Les États-Unis intensifient les frappes en Iran après des attaques maritimes

La situation dans le détroit d’Ormuz s’est considérablement détériorée. Ce mercredi 9 juillet, les États-Unis ont mené une série de frappes contre des cibles iraniennes, en réponse à des tirs sur des navires commerciaux dans cette zone stratégique. Cette escalade militaire intervient alors que les tensions entre les deux pays atteignent un nouveau sommet, après des mois de conflits exacerbés.

EN BREF

  • Les États-Unis ont frappé plus de 80 cibles en Iran en réponse à des attaques maritimes.
  • Les tensions entre Washington et Téhéran s’intensifient, avec des menaces réciproques.
  • Les sanctions économiques sur le pétrole iranien ont été rétablies par les États-Unis.

Le commandement central américain pour le Moyen-Orient, connu sous le nom de Centcom, a déclaré avoir effectué ces frappes dans le but de protéger les intérêts américains et de répondre à ce qu’il considère comme une violation flagrante du cessez-le-feu par l’Iran. Les frappes ont ciblé des infrastructures militaires iraniennes, y compris des systèmes de défense antiaérienne et des installations de surveillance.
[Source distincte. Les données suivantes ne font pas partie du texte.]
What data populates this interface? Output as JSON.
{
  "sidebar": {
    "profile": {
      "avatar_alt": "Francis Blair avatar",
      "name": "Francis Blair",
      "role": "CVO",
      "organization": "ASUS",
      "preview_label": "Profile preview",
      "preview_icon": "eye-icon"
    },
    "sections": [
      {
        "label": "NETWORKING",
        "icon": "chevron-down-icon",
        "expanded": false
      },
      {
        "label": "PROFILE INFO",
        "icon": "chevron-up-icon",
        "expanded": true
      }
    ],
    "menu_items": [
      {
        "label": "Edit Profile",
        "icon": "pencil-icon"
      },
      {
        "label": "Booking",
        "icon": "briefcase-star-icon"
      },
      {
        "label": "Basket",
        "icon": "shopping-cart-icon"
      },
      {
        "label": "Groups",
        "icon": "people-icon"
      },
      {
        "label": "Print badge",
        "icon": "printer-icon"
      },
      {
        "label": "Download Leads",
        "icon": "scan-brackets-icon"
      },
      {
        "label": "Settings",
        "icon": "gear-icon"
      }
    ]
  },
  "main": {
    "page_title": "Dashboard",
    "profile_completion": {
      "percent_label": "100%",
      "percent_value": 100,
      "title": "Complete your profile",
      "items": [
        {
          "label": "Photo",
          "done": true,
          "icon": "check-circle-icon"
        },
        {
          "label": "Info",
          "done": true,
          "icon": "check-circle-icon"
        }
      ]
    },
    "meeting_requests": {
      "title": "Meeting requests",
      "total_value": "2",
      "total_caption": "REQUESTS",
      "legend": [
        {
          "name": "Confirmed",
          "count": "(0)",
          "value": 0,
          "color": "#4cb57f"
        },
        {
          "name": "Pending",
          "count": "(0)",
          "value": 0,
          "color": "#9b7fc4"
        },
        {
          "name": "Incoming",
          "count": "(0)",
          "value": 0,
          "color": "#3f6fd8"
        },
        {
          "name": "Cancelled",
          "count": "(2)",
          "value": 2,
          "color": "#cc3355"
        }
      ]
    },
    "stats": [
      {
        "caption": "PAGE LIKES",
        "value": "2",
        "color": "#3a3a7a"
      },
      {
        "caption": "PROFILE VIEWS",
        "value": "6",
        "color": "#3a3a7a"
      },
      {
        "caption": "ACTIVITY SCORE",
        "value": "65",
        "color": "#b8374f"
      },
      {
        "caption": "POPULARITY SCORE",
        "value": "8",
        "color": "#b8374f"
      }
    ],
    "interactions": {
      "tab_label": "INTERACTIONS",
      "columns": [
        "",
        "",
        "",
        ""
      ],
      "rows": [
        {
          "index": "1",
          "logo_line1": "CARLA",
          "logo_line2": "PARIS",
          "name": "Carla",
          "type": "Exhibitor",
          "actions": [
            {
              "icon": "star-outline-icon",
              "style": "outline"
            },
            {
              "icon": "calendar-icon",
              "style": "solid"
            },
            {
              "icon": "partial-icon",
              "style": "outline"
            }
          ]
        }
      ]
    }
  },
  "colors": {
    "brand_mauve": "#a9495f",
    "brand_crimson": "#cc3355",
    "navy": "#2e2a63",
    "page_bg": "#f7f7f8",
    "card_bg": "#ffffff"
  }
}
En réaction, le gouvernement iranien a averti que toute agression serait contrée par des mesures décisives pour défendre sa sécurité nationale. Le ministère des Affaires étrangères de Téhéran a exprimé son indignation face à ces frappes, les qualifiant de violation inacceptable de l’accord de cessez-le-feu établi le 17 juin, qui visait à mettre fin à des mois de tensions militaires.

Les tensions se sont accentuées lorsque, le 8 juillet, les Gardiens de la Révolution iraniens ont annoncé avoir frappé 85 installations militaires américaines dans la région, en réponse aux attaques américaines. Ce cycle de violence met en lumière un conflit de plus en plus complexe, où les deux parties s’accusent mutuellement de violences et de violations.

Le secrétaire général de l’Otan, Mark Rutte, a défendu les frappes américaines, les qualifiant de nécessaires pour maintenir la paix dans la région. « Lorsqu’il y a un cessez-le-feu et que l’Iran le viole, il est crucial que les États-Unis réagissent fermement », a-t-il déclaré.

En parallèle, Washington a rétabli des sanctions économiques sur le pétrole iranien, interdisant toute nouvelle transaction liée aux hydrocarbures iraniens. Un responsable américain a précisé que les actions de l’Iran dans le détroit d’Ormuz étaient totalement inacceptables et ne resteraient pas sans réponse.

Cette situation a des répercussions sur les marchés, le prix du baril de pétrole américain WTI ayant augmenté de 2,63 % à 72,29 dollars. L’Arabie saoudite et le Qatar ont également exprimé leur indignation face aux attaques iraniennes sur des navires de commerce, dénonçant une menace à la sécurité de la navigation internationale.

Le Qatar a convoqué un diplomate iranien pour demander des explications concernant ces attaques, soulignant la nécessité de respecter la sécurité régionale. De son côté, l’Iran a rejeté ces accusations, les qualifiant de mise en cause inacceptable.

Dans un contexte de tensions croissantes, des incidents supplémentaires ont été signalés, impliquant des pétroliers touchés par des projectiles non identifiés. Bien que ces incidents n’aient pas causé de blessures, ils témoignent d’une situation de plus en plus volatile.

Pour l’Iran, la perspective d’un retour à une situation d’avant-guerre semble exclue, alors que le pays continue d’affirmer son contrôle sur le détroit d’Ormuz, un passage maritime vital pour les exportations de pétrole. Cette montée des tensions coïncide avec les funérailles nationales en cours pour le guide suprême, Ali Khamenei, tué lors d’une offensive israélo-américaine, ce qui ajoute une dimension symbolique à cette crise.